Наталья Орлова отмечает, что нынешнее состояние экономики, это с одной стороны следствие правильной макроэкономической политики, с другой – следствие длительного периода экономического роста, который как раз стартовал после 1998 года. Однако дальше на такой же бурный рост рассчитывать не приходится. «Наша экономика значительно выросла за последние 20 лет. Крупные экономики не растут так быстро, как маленькие, - поясняет она. - Мы уже не можем вернуться на 7%, у нас сейчас потенциальный рост на уровне 1%».
По словам Орловой, с точки зрения структуры экономика России мало поменялась с тех времен. «Тогда в бюджетных доходах доля нефтянки была 50-60%, сейчас она 40-50%. В экспорте тогда было 60-70%, сейчас 50-60%, - отмечает она. - И если посмотреть се йчас на динамику валютного рынка, то фактор нефти остается ключевым».

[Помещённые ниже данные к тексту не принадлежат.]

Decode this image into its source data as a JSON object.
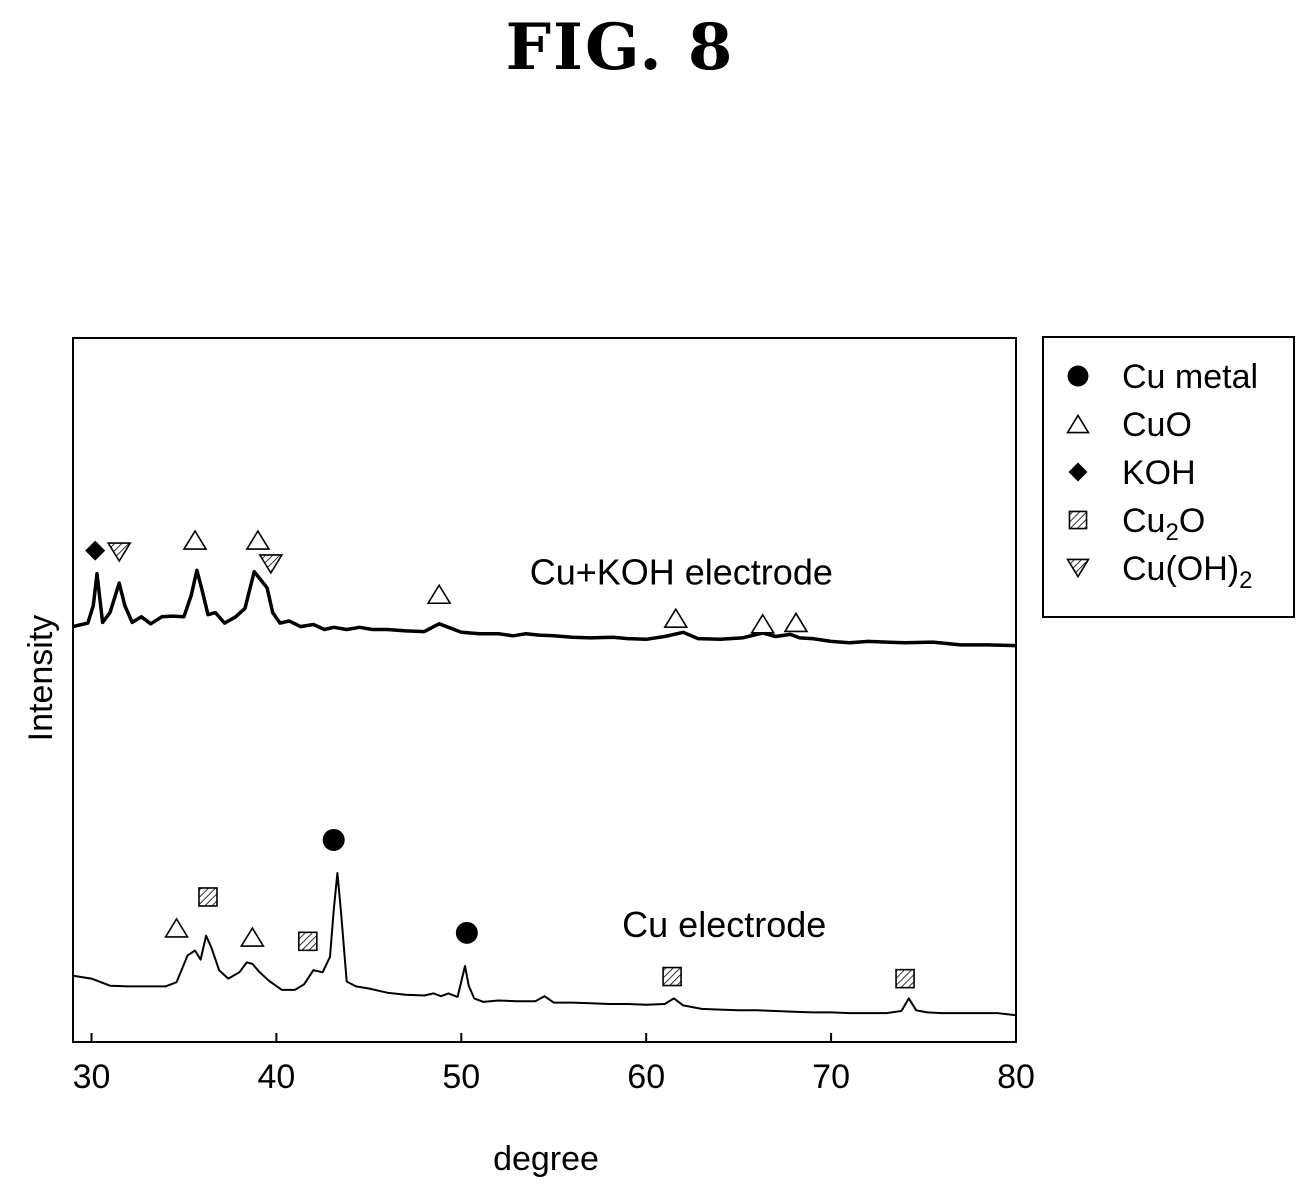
{
  "figure": {
    "title": "FIG. 8"
  },
  "chart_data": {
    "type": "line",
    "title": "",
    "xlabel": "degree",
    "ylabel": "Intensity",
    "xlim": [
      29,
      80
    ],
    "ylim": [
      0,
      100
    ],
    "xticks": [
      30,
      40,
      50,
      60,
      70,
      80
    ],
    "yticks_shown": false,
    "legend_position": "outside-top-right",
    "legend": [
      {
        "marker": "circle",
        "label": "Cu metal"
      },
      {
        "marker": "triangle-up",
        "label": "CuO"
      },
      {
        "marker": "diamond",
        "label": "KOH"
      },
      {
        "marker": "hatched-square",
        "label": "Cu",
        "label_sub": "2",
        "label_after": "O"
      },
      {
        "marker": "triangle-down",
        "label": "Cu(OH)",
        "label_sub": "2",
        "label_after": ""
      }
    ],
    "series": [
      {
        "name": "Cu+KOH electrode",
        "stroke_width": 3.5,
        "x": [
          29,
          29.8,
          30.1,
          30.3,
          30.6,
          31.0,
          31.5,
          31.8,
          32.2,
          32.7,
          33.2,
          33.8,
          34.4,
          35.0,
          35.4,
          35.7,
          36.0,
          36.3,
          36.7,
          37.2,
          37.8,
          38.3,
          38.8,
          39.2,
          39.5,
          39.8,
          40.2,
          40.7,
          41.3,
          42.0,
          42.6,
          43.1,
          43.8,
          44.5,
          45.2,
          46.0,
          47.0,
          48.0,
          48.8,
          49.3,
          50.0,
          51.0,
          52.0,
          52.8,
          53.5,
          54.2,
          55.0,
          56.0,
          57.0,
          58.2,
          59.0,
          60.0,
          61.0,
          62.0,
          62.8,
          64.0,
          65.2,
          66.3,
          67.0,
          67.8,
          68.3,
          69.0,
          70.0,
          71.0,
          72.0,
          73.0,
          74.0,
          75.5,
          77.0,
          78.5,
          80.0
        ],
        "y": [
          59.0,
          59.5,
          62.0,
          66.5,
          59.6,
          61.0,
          65.2,
          62.0,
          59.6,
          60.4,
          59.4,
          60.4,
          60.5,
          60.4,
          63.5,
          67.0,
          64.0,
          60.7,
          61.0,
          59.5,
          60.4,
          61.6,
          66.8,
          65.5,
          64.5,
          61.0,
          59.5,
          59.8,
          59.0,
          59.3,
          58.6,
          58.9,
          58.6,
          58.9,
          58.6,
          58.6,
          58.4,
          58.3,
          59.4,
          58.9,
          58.2,
          58.0,
          58.0,
          57.7,
          58.0,
          57.8,
          57.7,
          57.5,
          57.4,
          57.5,
          57.3,
          57.2,
          57.6,
          58.2,
          57.3,
          57.2,
          57.4,
          58.1,
          57.6,
          57.9,
          57.4,
          57.3,
          56.9,
          56.7,
          56.9,
          56.8,
          56.7,
          56.8,
          56.4,
          56.4,
          56.3
        ]
      },
      {
        "name": "Cu electrode",
        "stroke_width": 2,
        "x": [
          29,
          30.0,
          31.0,
          32.0,
          33.0,
          34.0,
          34.6,
          35.2,
          35.6,
          35.9,
          36.2,
          36.5,
          36.9,
          37.4,
          38.0,
          38.4,
          38.7,
          39.1,
          39.6,
          40.3,
          41.0,
          41.5,
          42.0,
          42.5,
          42.9,
          43.1,
          43.3,
          43.5,
          43.8,
          44.3,
          45.0,
          46.0,
          47.0,
          48.0,
          48.5,
          48.9,
          49.3,
          49.8,
          50.2,
          50.4,
          50.7,
          51.2,
          52.0,
          53.0,
          54.0,
          54.5,
          55.0,
          56.0,
          57.0,
          58.0,
          59.0,
          60.0,
          61.0,
          61.5,
          62.0,
          63.0,
          64.0,
          65.0,
          66.0,
          67.0,
          68.0,
          69.0,
          70.0,
          71.0,
          72.0,
          73.0,
          73.8,
          74.2,
          74.6,
          75.2,
          76.0,
          77.0,
          78.0,
          79.0,
          80.0
        ],
        "y": [
          9.4,
          9.0,
          8.0,
          7.9,
          7.9,
          7.9,
          8.5,
          12.3,
          13.0,
          11.7,
          15.1,
          13.3,
          10.2,
          9.0,
          9.9,
          11.3,
          11.1,
          9.9,
          8.7,
          7.4,
          7.4,
          8.2,
          10.2,
          9.9,
          12.1,
          18.7,
          24.0,
          18.3,
          8.6,
          7.9,
          7.6,
          7.0,
          6.7,
          6.6,
          6.9,
          6.5,
          6.9,
          6.4,
          10.8,
          8.0,
          6.2,
          5.7,
          5.9,
          5.8,
          5.8,
          6.5,
          5.6,
          5.6,
          5.5,
          5.4,
          5.4,
          5.3,
          5.4,
          6.2,
          5.2,
          4.7,
          4.6,
          4.5,
          4.5,
          4.4,
          4.3,
          4.2,
          4.2,
          4.1,
          4.1,
          4.1,
          4.4,
          6.2,
          4.5,
          4.2,
          4.1,
          4.1,
          4.1,
          4.1,
          3.8
        ]
      }
    ],
    "peak_markers": [
      {
        "marker": "diamond",
        "x": 30.2,
        "y": 69.8
      },
      {
        "marker": "triangle-down",
        "x": 31.5,
        "y": 69.6
      },
      {
        "marker": "triangle-up",
        "x": 35.6,
        "y": 71.3
      },
      {
        "marker": "triangle-up",
        "x": 39.0,
        "y": 71.3
      },
      {
        "marker": "triangle-down",
        "x": 39.7,
        "y": 67.9
      },
      {
        "marker": "triangle-up",
        "x": 48.8,
        "y": 63.6
      },
      {
        "marker": "triangle-up",
        "x": 61.6,
        "y": 60.2
      },
      {
        "marker": "triangle-up",
        "x": 66.3,
        "y": 59.4
      },
      {
        "marker": "triangle-up",
        "x": 68.1,
        "y": 59.6
      },
      {
        "marker": "circle",
        "x": 43.1,
        "y": 28.7
      },
      {
        "marker": "hatched-square",
        "x": 36.3,
        "y": 20.6
      },
      {
        "marker": "triangle-up",
        "x": 34.6,
        "y": 16.2
      },
      {
        "marker": "triangle-up",
        "x": 38.7,
        "y": 14.9
      },
      {
        "marker": "hatched-square",
        "x": 41.7,
        "y": 14.3
      },
      {
        "marker": "circle",
        "x": 50.3,
        "y": 15.5
      },
      {
        "marker": "hatched-square",
        "x": 61.4,
        "y": 9.3
      },
      {
        "marker": "hatched-square",
        "x": 74.0,
        "y": 9.0
      }
    ],
    "annotations": [
      {
        "text": "Cu+KOH electrode",
        "x": 53.7,
        "y": 65.0
      },
      {
        "text": "Cu electrode",
        "x": 58.7,
        "y": 14.9
      }
    ]
  }
}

Руслан Гринберг также считает, что факторов для быстрого роста у нас сейчас не видно. «Нет осмысленной политики оживления экономики. Всякие надежды на шлифование инвестиционного климата носят ритуальный характер, наоборот бизнес зажимается. С другой стороны нет и осмысленной стратегической политики по обновлению обветшалой инфраструктуры, что тоже дало бы толчок росту экономики, - отмечает он. - В моем представлении установка делается на сохранение так называемой стабильности. Главное, чтобы не было бы хуже».
«Повторяется эпоха позднего СССР, которую назвали «застоем», - считает Сергей Хестанов. - Экономический рост вроде бы есть, но довольно слабый, реальный жизненный уровень людей медленно, но снижается. К сожалению мы зашли в период, который экономисты называют «низкие темпы экономического роста», а на бытовом языке – «застой». Если сырьевые рынки будут показывать то, что сейчас, скорее всего наши темпы экономического роста составят от чуть меньше 1% до максимум 1,5-2%. А для России любой экономический рост менее 3% – это «де факто» стагнация», - подытожил экономист.